Я стараюсь не отчаиваться, в принципе жизнь-то продолжается, и уход нужен тут, и ребенок подрастает, и куда деваться. Без меня они что там, что здесь, всё рухнет.
На что могут рассчитывать больные
В департаменте социального развития Тюменской области отмечают, что, если человек частично или полностью утратил способность к самообслуживанию и передвижению и при этом у него отсутствуют родственники, которые обязаны в соответствии с законодательством обеспечить помощь и уход, необходимо обратиться в органы социальной защиты населения по месту жительства.

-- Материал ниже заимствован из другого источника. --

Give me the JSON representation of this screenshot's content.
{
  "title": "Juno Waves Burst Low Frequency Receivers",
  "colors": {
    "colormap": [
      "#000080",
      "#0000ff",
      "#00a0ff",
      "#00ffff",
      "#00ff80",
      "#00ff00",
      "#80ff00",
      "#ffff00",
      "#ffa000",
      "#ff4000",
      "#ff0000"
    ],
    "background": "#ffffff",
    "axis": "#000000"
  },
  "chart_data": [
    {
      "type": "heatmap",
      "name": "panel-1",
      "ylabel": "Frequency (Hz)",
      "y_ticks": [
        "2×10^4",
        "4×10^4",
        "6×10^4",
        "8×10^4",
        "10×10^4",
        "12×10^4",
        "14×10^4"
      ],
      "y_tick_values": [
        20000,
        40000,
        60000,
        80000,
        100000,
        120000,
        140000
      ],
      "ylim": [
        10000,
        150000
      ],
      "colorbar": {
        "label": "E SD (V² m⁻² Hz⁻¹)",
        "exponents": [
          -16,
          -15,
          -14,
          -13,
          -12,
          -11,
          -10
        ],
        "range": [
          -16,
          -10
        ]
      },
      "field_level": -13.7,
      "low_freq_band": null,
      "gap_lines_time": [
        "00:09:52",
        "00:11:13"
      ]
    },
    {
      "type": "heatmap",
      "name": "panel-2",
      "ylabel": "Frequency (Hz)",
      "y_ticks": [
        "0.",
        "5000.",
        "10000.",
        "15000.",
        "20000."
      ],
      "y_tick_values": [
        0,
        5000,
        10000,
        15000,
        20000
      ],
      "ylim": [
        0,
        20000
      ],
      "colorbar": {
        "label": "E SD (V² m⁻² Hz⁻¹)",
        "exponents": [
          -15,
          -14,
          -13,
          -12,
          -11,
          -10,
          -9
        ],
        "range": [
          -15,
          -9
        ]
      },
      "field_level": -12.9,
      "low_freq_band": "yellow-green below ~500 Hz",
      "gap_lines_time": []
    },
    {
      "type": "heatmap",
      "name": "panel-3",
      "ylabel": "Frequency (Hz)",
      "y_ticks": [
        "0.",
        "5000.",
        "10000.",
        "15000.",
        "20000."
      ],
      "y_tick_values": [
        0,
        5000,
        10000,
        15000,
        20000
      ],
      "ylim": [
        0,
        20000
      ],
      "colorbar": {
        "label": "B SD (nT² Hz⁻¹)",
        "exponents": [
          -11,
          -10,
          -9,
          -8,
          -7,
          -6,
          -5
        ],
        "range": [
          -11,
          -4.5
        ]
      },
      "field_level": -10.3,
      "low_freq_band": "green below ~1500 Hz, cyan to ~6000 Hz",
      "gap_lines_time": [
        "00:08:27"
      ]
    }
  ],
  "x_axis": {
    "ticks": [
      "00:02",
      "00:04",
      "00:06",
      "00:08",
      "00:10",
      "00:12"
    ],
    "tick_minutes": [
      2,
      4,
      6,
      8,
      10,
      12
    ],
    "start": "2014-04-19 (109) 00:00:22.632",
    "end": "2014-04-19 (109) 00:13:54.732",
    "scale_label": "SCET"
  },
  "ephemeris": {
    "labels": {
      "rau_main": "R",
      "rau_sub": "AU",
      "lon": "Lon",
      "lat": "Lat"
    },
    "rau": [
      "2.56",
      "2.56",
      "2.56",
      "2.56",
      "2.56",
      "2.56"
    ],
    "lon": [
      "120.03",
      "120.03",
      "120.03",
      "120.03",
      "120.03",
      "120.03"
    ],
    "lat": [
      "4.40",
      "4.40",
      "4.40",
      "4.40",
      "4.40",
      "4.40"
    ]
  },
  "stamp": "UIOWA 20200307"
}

— Специалисты обязательно проконсультируют и предложат возможные варианты дальнейшего жизнеустройства с учетом пожеланий самого человека и состояния его здоровья. Гражданам, имеющим родственников, обязанных по закону осуществлять помощь и уход, социальные услуги могут предоставляться по договорам с родственниками за плату.
Социальные работники оказывают различные услуги, в том числе уборку, приготовление пищи, гигиенические процедуры и другие. При необходимости окажут первую медицинскую помощь. В случае тяжелого заболевания решение о возможности обеспечения ухода на дому либо круглосуточно в доме-интернате или в медицинском учреждении в каждом конкретном случае принимается индивидуально, вместе с лечащими врачами.